Finito il viaggio, Bell torna in Inghilterra. Ora la sequenza degli eventi si fa più incalzante. Nel corso dei suoi vari viaggi conosce un diplomatico, Richard Doughty-Wylie. Tra i due nasce presto una passione, ma lui è sposato. Nel frattempo, scoppia la Prima guerra mondiale. E nel 1915, nella battaglia di Gallipoli, in Turchia, Doughty-Wylie muore. Ed è un secondo shock. Stavolta il colpo è ancora più forte del primo: ci vorranno mesi e mesi perché Gertrude possa iniziare a riprendersi. Ma il lavoro l’aiuta e nello stesso anno viene convocata al Cairo per lavorare come esperta all’Arab Bureau. Entra nell’Intelligence al fianco di Lawrence mettendo al servizio della politica internazionale tutte le conoscenze accumulate nel corso dei suoi viaggi. Poi viene mandata a Baghdad, dove diventa «Oriental Secretary». E qui assume un ruolo importantissimo: proprio in virtù del suo sapere, viene incaricata dal Governo britannico di tracciare i confini di un nuovo Stato, l’Iraq, l’invenzione geopolitica che secondo gli Occidentali aiuterà a superare il disastro del crollo dell’Impero Ottomano. Per questo parteciperà alla Conferenza del Cairo, da protagonista; e sarà sempre lei a scegliere il primo re dell’Iraq: Feisal. Proprio da Feisal Gertrude Bell otterrà la nomina a direttore onorario delle Antichità; e fonderà il Museo Nazionale a Baghdad. Ma lei è stanca. Le responsabilità sono molte, ed è completamente sola. E la notte del 12 luglio, a due giorni dai suoi 58 anni, Gertrude Bell muore, per un’overdose di sonniferi. Probabilmente è un suicidio. Viene sepolta a Baghdad, nel Paese che lei stessa aveva contribuito a inventare.
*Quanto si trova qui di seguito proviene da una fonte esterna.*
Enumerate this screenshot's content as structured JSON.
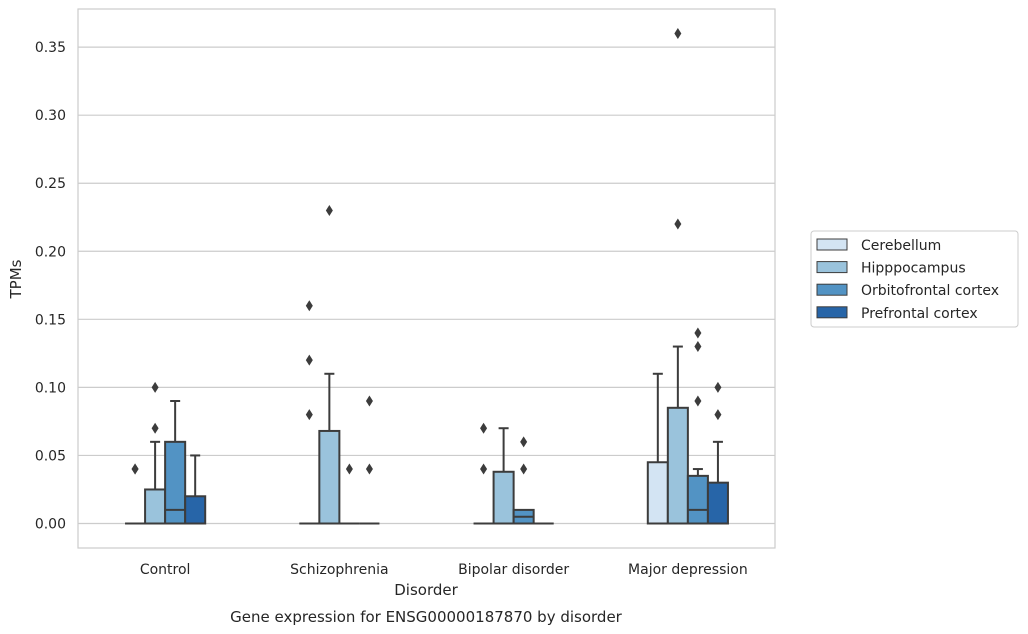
{
  "chart_data": {
    "type": "box",
    "title": "Gene expression for ENSG00000187870 by disorder",
    "xlabel": "Disorder",
    "ylabel": "TPMs",
    "categories": [
      "Control",
      "Schizophrenia",
      "Bipolar disorder",
      "Major depression"
    ],
    "ylim": [
      -0.018,
      0.378
    ],
    "yticks": [
      "0.00",
      "0.05",
      "0.10",
      "0.15",
      "0.20",
      "0.25",
      "0.30",
      "0.35"
    ],
    "grid": "horizontal",
    "legend_position": "right",
    "series": [
      {
        "name": "Cerebellum",
        "color": "#d3e4f3",
        "boxes": [
          {
            "q1": 0,
            "median": 0,
            "q3": 0,
            "whisker_low": 0,
            "whisker_high": 0,
            "outliers": [
              0.04,
              0.04
            ]
          },
          {
            "q1": 0,
            "median": 0,
            "q3": 0,
            "whisker_low": 0,
            "whisker_high": 0,
            "outliers": [
              0.08,
              0.12,
              0.16
            ]
          },
          {
            "q1": 0,
            "median": 0,
            "q3": 0,
            "whisker_low": 0,
            "whisker_high": 0,
            "outliers": [
              0.04,
              0.07
            ]
          },
          {
            "q1": 0,
            "median": 0,
            "q3": 0.045,
            "whisker_low": 0,
            "whisker_high": 0.11,
            "outliers": []
          }
        ]
      },
      {
        "name": "Hipppocampus",
        "color": "#9ac3dc",
        "boxes": [
          {
            "q1": 0,
            "median": 0,
            "q3": 0.025,
            "whisker_low": 0,
            "whisker_high": 0.06,
            "outliers": [
              0.07,
              0.1
            ]
          },
          {
            "q1": 0,
            "median": 0,
            "q3": 0.068,
            "whisker_low": 0,
            "whisker_high": 0.11,
            "outliers": [
              0.23
            ]
          },
          {
            "q1": 0,
            "median": 0,
            "q3": 0.038,
            "whisker_low": 0,
            "whisker_high": 0.07,
            "outliers": []
          },
          {
            "q1": 0,
            "median": 0,
            "q3": 0.085,
            "whisker_low": 0,
            "whisker_high": 0.13,
            "outliers": [
              0.22,
              0.36
            ]
          }
        ]
      },
      {
        "name": "Orbitofrontal cortex",
        "color": "#5293c4",
        "boxes": [
          {
            "q1": 0,
            "median": 0.01,
            "q3": 0.06,
            "whisker_low": 0,
            "whisker_high": 0.09,
            "outliers": []
          },
          {
            "q1": 0,
            "median": 0,
            "q3": 0,
            "whisker_low": 0,
            "whisker_high": 0,
            "outliers": [
              0.04
            ]
          },
          {
            "q1": 0,
            "median": 0.005,
            "q3": 0.01,
            "whisker_low": 0,
            "whisker_high": 0.01,
            "outliers": [
              0.04,
              0.06
            ]
          },
          {
            "q1": 0,
            "median": 0.01,
            "q3": 0.035,
            "whisker_low": 0,
            "whisker_high": 0.04,
            "outliers": [
              0.09,
              0.13,
              0.14
            ]
          }
        ]
      },
      {
        "name": "Prefrontal cortex",
        "color": "#2765a8",
        "boxes": [
          {
            "q1": 0,
            "median": 0,
            "q3": 0.02,
            "whisker_low": 0,
            "whisker_high": 0.05,
            "outliers": []
          },
          {
            "q1": 0,
            "median": 0,
            "q3": 0,
            "whisker_low": 0,
            "whisker_high": 0,
            "outliers": [
              0.04,
              0.09
            ]
          },
          {
            "q1": 0,
            "median": 0,
            "q3": 0,
            "whisker_low": 0,
            "whisker_high": 0,
            "outliers": []
          },
          {
            "q1": 0,
            "median": 0,
            "q3": 0.03,
            "whisker_low": 0,
            "whisker_high": 0.06,
            "outliers": [
              0.08,
              0.1
            ]
          }
        ]
      }
    ]
  }
}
La storia di Gertrude Bell è affascinante, ma è anche dura da digerire. È la storia di una donna intelligente, versatile e piena di passioni, che ha fatto molto, in molti campi e sempre ad altissimi livelli; e che però ha sempre dovuto battersi per dimostrare qualcosa, in un mondo dominato dagli uomini. È una storia che è stata raccontata al cinema, due volte: in un film (non troppo riuscito) di Werner Herzog, «La regina del deserto», dove la interpreta Nicole Kidman; e in uno splendido documentario, «Letters from Baghdad», dove la sua voce è quella della grande Tilda Swinton (anche il recente romanzo Mesopotamia del francese Olivier Guez, pubblicato da poco da La nave di Teseo, è dedicato alla sua storia, Ndr). Ma di lei si parla ancora troppo poco, anche nel mondo dell’archeologia, al quale invece ha lasciato una ricchissima eredità.